许岚慢慢坐下,眼泪掉在报告上:“所以你让我再生一个,是为了证明你能生?”

“有一部分是。”周启明没有回避,“我也想知道,你还愿不愿意和我过真实的日子。”

“那你为什么一直不问?”

周启明看着儿童房的方向。

“因为安安和乐乐那时才5岁。他们没有做错任何事。我如果当场闹开,最先受伤的不是你,是他们。”

许岚捂住脸,终于说出了隐瞒六年的事。

结婚第二年,两人曾因周启明长期出差闹过分居。那三个月里,她和以前的同事重新联系,越过了界限。后来她发现怀孕,对方已经调去外地,也明确不愿承担责任。

她怕失去婚姻,更怕面对后果,便咬死孩子是周启明的。

“我每天都怕你发现。”许岚哭得肩膀发颤,“后来你对他们越好,我越不敢说。”

周启明沉默了很久。

“你怕的不是我难受,是你要承担选择的后果。”

许岚没有反驳。

“孩子我会继续养。”周启明说,“五年的爸爸,不会因为一张纸就不算。但我们的婚姻不能再靠装不知道维持。”

许岚抬起头:“你要离婚吗?”

“我想过。”周启明停了一下,“现在我给我们的不是原谅,是一次重新决定的机会。
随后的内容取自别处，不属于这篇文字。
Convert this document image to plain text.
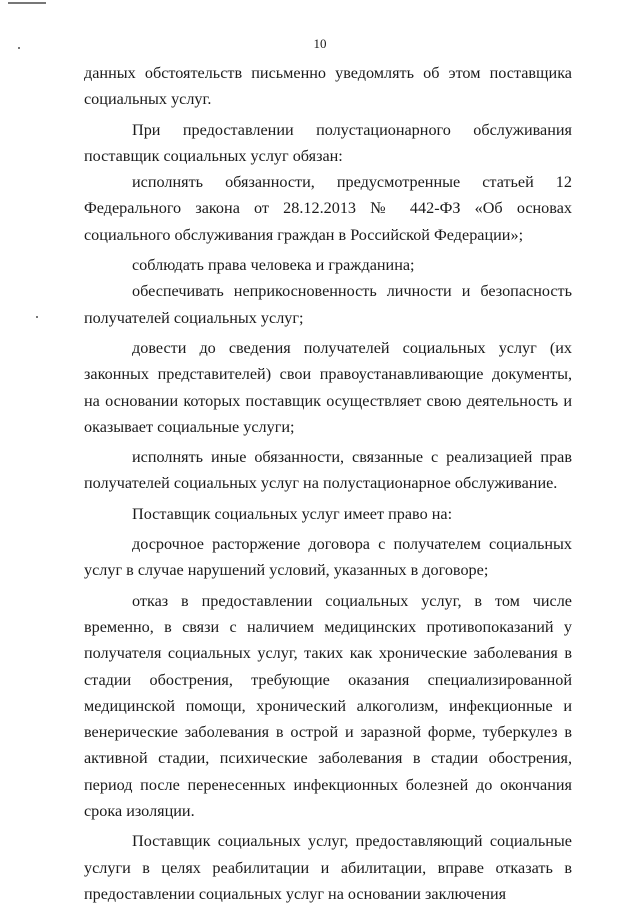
10

данных обстоятельств письменно уведомлять об этом поставщика социальных услуг.

При предоставлении полустационарного обслуживания поставщик социальных услуг обязан:

исполнять обязанности, предусмотренные статьей 12 Федерального закона от 28.12.2013 № 442-ФЗ «Об основах социального обслуживания граждан в Российской Федерации»;

соблюдать права человека и гражданина;

обеспечивать неприкосновенность личности и безопасность получателей социальных услуг;

довести до сведения получателей социальных услуг (их законных представителей) свои правоустанавливающие документы, на основании которых поставщик осуществляет свою деятельность и оказывает социальные услуги;

исполнять иные обязанности, связанные с реализацией прав получателей социальных услуг на полустационарное обслуживание.

Поставщик социальных услуг имеет право на:

досрочное расторжение договора с получателем социальных услуг в случае нарушений условий, указанных в договоре;

отказ в предоставлении социальных услуг, в том числе временно, в связи с наличием медицинских противопоказаний у получателя социальных услуг, таких как хронические заболевания в стадии обострения, требующие оказания специализированной медицинской помощи, хронический алкоголизм, инфекционные и венерические заболевания в острой и заразной форме, туберкулез в активной стадии, психические заболевания в стадии обострения, период после перенесенных инфекционных болезней до окончания срока изоляции.

Поставщик социальных услуг, предоставляющий социальные услуги в целях реабилитации и абилитации, вправе отказать в предоставлении социальных услуг на основании заключения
你必须把事情完整说清楚,以后不再用沉默替我做选择。至于我能不能真正放下,要看你接下来怎么做。”

这一次,许岚没有求他马上原谅,也没有拿三个孩子拦他。

她把那段关系从开始到结束全部交代清楚,主动接受婚姻咨询。周启明则搬到书房住了几个月,没有拿这件事羞辱她,也没有在双胞胎面前改变称呼。

安安和乐乐依旧是他的儿子。

女儿也没有成为他偏爱的证明。

半年后,一家五口去黄浦江边散步。两个男孩在前面跑,许岚推着婴儿车,周启明走在旁边。

他们没有回到从前。

从前的家建立在隐瞒上,他们要做的是重新开始。

周启明后来才明白,他发现5岁的双胞胎非亲生后佯装不知,又和妻子生了一个,并不是为了用亲生女儿替代两个儿子。

他只是用了很长时间,保住孩子对父亲的信任,也逼自己看清这段婚姻还能不能继续。

血缘给了他一个女儿,五年的陪伴给了他两个儿子。

至于许岚,能不能重新成为他真正信任的妻子,不由那三份鉴定决定,只能由她往后的每一天决定。